Before there was Juno McGuff, there was Enid (Thora Birch), the cynical, intelligent, and impetuous heroine of Terry Zwigoff's film, based on Dan Clowes' graphic novel. Enid likes to Bollywood dance when she's alone and listen to jazz LPs – only a few steps away from hamburger phones and hipsterspeak – but who can blame her for hating the extroverted, pseudo-bohemian losers of the world?


Matthew, Isabel, and Theo - The Dreamers (2003)

Bernardo Bertolucci's Parisian art flick may be set in 1968, but this trio of teens displays a timeless brand of snootiness: cinephilia. When they're not engaging in almost-incest and playing intellectual games with their American exchange student pal, Michael Pitt, Eva Green and Louis Garrel lounge around their fabulous family digs and wax poetic about the cinema. But let's be honest; this is just my kind of pretension -- legitimate love of the movies – and the scene in which they race through the Louvre to beat the record set in Band of Outsiders still makes me smile.


Walt Berkman, The Squid and the Whale (2005)

As the saying goes, like father, like son – and Walt Berkman's dad (Jeff Daniels) is a pretentious academic of the highest order. So it's no wonder that some of that superiority rubs off on Walt (Jesse Eisenberg, an actor who has this character type down to a T) when his parents announce they're divorcing and he decides to side with his condescending father. Walt questions everyone's authority but his dad's, until he starts figuring out that divorce is a two-way street.


Juno MacGuff, Juno (2007)

Say what you will about the Codyspeak in Jason Reitman's Oscar-winning film; I maintain that the hipsterisms and mature countenance of moviedom's most sarcastic pregnant teen is a deliberate tool to convey Juno's desire to be grown up, already. When her accelerated adulthood finally arrives at the end of her nine-month pregnancy, Juno may still love her indie bands and pop culture references, but she no longer needs to prove herself as Minnesota's coolest home skillet.


Anakin Skywalker, Star Wars Episode II: Attack of the Clones (2002)

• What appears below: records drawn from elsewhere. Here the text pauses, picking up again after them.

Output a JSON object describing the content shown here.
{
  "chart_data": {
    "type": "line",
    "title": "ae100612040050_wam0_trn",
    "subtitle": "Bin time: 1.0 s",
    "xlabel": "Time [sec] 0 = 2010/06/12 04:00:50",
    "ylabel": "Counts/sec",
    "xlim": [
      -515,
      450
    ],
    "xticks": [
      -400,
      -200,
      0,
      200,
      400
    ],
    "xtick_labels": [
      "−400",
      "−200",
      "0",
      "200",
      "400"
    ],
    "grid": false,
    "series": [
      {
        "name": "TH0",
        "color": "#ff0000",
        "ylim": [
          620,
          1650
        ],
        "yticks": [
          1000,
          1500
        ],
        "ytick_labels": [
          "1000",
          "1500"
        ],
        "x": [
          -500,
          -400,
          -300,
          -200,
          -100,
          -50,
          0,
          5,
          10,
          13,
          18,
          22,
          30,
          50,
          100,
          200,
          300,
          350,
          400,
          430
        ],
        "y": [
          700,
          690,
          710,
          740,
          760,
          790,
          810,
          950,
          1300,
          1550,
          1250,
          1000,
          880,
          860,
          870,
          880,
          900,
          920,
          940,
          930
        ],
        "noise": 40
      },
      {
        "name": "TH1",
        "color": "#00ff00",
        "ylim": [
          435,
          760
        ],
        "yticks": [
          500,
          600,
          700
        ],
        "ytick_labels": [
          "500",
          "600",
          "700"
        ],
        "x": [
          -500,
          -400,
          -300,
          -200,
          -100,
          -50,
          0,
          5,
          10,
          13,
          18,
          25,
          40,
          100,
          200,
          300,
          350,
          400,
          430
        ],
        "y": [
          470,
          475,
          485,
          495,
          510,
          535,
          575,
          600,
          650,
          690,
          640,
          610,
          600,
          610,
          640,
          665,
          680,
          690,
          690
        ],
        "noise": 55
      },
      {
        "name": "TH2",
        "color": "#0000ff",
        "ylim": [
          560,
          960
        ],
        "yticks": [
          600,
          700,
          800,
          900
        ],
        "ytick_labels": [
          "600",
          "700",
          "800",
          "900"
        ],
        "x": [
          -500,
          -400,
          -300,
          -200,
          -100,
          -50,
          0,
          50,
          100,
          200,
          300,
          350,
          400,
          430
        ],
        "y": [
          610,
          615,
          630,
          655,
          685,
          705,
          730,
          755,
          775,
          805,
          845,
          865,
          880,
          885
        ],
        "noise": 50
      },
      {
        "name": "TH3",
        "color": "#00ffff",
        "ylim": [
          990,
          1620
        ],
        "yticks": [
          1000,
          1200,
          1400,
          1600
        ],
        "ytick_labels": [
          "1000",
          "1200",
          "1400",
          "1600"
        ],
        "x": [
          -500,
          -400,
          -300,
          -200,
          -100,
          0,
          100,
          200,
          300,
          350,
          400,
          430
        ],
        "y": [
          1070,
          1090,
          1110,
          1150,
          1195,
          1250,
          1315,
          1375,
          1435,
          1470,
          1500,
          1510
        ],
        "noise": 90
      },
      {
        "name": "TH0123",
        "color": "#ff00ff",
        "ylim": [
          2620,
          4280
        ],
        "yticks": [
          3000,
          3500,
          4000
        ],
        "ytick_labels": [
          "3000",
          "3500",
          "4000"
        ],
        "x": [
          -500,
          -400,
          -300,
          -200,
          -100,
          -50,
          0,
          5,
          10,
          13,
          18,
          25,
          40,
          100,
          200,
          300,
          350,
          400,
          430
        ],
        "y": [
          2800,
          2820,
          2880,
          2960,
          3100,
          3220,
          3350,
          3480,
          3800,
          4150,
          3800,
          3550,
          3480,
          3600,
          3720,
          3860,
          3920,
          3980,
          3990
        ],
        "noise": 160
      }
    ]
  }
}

You win a few podraces as a kid, and you think you can do anything. By the time former slave child Anakin Skywalker grows up and joins the Jedi in Star Wars Episode II: Attack of the Clones, his cocksure attitude and impatience with learning is starting to get him into hot water. Listening to Palpatine's flattery doesn't help his growing ego, either. That kind of overconfident vanity is what gets people killed and arms cut off, kid. Fast forward a couple of decades and you're huffing and puffing in a head-to-toe black metal number with an anger management problem.

**I know, I know. Some say Anakin's 20 years old in Episode II, but others do the math and say he's 19, so we're going with that.


Jenny Miller, An Education (2009)

While Jenny's brand of pretentiousness is charming and adorable, largely because of Carey Mulligan's dimples and that cute British school girl thing she's got going on, she's another example of a teenager who thinks she knows more than the adults in her life. And for the most part, she might; she's gone to Paris, dated an older man, smoked French cigarettes, and danced at jazz clubs, which is more than her straight-laced teacher Miss Stubbs (Olivia Williams, the object of Max Fischer's affections) can say for herself. But Jenny learns many lessons during the course of her romantic "education," including the humbling knowledge that she doesn't really have all the answers.